In Topic: Problem in array<interface@>

10 September 2016 - 03:23 AM

Yes, but that doesn't relate at all to what I claimed. Notice how in C++ too, the signature "int find(const T&)" for T = int* would become "int find(int* const&)" and not "int find(const int*&)". Instantiation of a template is more than just replacing every "T" with the type name.
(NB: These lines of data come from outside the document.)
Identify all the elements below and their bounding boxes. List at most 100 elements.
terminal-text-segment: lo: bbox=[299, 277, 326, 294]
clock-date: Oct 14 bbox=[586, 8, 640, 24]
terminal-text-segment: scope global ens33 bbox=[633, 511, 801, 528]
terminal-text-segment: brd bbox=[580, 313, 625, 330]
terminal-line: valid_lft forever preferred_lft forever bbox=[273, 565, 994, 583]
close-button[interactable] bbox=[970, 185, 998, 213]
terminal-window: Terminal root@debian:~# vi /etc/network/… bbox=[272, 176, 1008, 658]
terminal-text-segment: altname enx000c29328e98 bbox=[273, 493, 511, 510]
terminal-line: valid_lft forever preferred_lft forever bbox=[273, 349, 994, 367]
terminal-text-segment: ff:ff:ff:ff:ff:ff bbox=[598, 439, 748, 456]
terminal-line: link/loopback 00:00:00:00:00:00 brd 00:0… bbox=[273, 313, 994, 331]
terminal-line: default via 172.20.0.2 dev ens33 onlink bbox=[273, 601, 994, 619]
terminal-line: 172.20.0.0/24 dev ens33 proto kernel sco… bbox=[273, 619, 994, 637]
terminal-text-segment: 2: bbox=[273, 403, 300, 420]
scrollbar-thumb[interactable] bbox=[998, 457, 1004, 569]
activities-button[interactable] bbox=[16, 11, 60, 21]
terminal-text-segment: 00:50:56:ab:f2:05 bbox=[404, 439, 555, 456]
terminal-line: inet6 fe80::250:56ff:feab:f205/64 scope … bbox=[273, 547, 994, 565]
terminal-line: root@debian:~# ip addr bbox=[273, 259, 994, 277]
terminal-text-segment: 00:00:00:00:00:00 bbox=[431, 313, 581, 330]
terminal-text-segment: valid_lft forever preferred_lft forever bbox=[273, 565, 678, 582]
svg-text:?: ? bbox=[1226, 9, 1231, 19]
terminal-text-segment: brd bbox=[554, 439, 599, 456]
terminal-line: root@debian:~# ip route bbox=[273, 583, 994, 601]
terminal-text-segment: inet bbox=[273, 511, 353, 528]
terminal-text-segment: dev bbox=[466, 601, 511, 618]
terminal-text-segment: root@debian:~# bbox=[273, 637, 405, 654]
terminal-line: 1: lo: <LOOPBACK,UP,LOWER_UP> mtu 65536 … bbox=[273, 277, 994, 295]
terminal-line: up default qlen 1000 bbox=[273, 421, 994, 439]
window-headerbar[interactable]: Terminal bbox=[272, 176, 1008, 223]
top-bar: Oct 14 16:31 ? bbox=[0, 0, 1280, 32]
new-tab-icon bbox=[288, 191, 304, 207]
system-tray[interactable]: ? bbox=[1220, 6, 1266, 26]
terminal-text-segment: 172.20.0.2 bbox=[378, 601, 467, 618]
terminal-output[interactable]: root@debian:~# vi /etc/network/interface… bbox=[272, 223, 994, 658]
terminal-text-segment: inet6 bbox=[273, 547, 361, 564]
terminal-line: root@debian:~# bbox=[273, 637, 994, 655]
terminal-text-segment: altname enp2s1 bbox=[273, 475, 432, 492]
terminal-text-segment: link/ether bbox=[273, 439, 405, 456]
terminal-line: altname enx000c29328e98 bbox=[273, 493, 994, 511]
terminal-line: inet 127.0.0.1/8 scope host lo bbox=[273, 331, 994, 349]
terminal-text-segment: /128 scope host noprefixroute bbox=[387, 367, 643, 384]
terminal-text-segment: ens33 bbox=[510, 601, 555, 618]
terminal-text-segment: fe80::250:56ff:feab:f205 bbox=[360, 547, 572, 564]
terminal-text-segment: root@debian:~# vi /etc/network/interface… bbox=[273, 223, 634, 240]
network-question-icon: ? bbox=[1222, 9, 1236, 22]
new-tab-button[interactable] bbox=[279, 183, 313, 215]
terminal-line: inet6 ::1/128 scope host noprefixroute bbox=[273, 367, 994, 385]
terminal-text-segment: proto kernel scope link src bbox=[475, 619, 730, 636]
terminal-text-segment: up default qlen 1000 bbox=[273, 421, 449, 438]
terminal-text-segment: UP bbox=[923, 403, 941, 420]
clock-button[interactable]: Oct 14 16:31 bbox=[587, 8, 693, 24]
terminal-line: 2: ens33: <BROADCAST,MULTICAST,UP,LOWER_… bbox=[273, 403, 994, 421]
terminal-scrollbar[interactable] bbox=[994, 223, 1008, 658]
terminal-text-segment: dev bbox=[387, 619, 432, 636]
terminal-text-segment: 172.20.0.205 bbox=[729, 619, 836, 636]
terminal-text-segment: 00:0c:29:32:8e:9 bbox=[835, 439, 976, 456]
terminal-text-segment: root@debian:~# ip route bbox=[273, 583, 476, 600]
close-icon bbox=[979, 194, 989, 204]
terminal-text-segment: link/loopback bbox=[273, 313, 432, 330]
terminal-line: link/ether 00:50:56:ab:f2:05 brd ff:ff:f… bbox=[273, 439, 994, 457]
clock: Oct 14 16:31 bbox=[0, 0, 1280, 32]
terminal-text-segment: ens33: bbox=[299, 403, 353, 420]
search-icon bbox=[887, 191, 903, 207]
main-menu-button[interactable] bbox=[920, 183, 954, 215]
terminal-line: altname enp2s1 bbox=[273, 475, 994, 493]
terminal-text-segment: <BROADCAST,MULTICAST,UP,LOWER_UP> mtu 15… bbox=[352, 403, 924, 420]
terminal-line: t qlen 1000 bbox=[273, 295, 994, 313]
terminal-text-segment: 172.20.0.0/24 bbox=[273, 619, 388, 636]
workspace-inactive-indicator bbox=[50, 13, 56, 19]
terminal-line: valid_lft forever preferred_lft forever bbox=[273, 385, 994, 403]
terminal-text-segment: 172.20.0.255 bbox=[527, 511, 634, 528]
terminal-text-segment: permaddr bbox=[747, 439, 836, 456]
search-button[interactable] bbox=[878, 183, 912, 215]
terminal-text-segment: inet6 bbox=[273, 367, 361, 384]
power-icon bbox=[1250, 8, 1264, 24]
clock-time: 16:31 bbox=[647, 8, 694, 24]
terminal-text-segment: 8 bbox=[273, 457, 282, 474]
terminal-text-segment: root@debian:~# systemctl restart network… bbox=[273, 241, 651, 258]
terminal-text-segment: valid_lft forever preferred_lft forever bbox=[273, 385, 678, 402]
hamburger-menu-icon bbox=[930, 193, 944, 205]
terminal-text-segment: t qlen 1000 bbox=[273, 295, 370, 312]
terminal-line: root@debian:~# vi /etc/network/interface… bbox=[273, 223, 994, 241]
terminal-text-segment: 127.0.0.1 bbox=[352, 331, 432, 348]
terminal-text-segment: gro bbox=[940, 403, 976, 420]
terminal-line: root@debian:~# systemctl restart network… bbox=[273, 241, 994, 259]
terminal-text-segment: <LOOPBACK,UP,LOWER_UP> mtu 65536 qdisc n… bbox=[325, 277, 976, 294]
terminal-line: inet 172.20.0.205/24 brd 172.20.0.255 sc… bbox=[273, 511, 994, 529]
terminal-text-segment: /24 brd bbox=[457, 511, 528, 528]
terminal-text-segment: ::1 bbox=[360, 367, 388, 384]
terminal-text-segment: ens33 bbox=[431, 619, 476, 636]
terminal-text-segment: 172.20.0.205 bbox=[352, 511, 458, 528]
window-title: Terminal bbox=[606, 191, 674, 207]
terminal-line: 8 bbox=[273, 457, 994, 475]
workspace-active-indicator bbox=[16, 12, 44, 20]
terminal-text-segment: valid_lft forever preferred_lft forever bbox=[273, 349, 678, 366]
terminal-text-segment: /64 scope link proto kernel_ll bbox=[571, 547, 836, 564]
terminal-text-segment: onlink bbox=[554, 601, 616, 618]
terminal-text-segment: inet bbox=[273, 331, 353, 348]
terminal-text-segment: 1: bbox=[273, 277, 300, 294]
You should be checking the signature for the type array<Item@> if you want to determine anything.

In Topic: Problem in array<interface@>

06 September 2016 - 03:55 AM

Yes I agree on 100% that it's unnecessary to pass handles by &in reference.

But such signature is a part of ScriptArray addon API: when we create a variable of

type array<IItem@> the find method

(whose signature is int find(const T&in if_handle_then_const value) const)

will actually have the find(const IItem@ &in if_handle_then_const value) const signature.

It seems there is no any method to avoid such a situation in array<>.


To my information, that is incorrect. If you attempt to query the signature of the method, it's actually "int array::find(Item@const&in value) const" (or likely "int array::find(const Item@const&in value) const" in the WIP version I am not using). Notice the const qualifier in front of "&in", meaning that the handle should be passed by const &in reference rather than just &in, and thus it's possible to avoid creating a copy of the handle. The same signature would not be considered valid in other contexts, i.e. outside of templates. As such, outside of templates it is unnecessary and actually somewhat inefficient to use the signature you're using.

In Topic: Problem in array<interface@>

04 September 2016 - 02:56 AM

That appears to be some sort of a side effect, possibly a bug, of passing the handle by non-const &in reference. There is no good reason whatsoever to pass handles by &in reference. A signature such as "int32 getIndexOf(const IItem@ hItem)" should work correctly.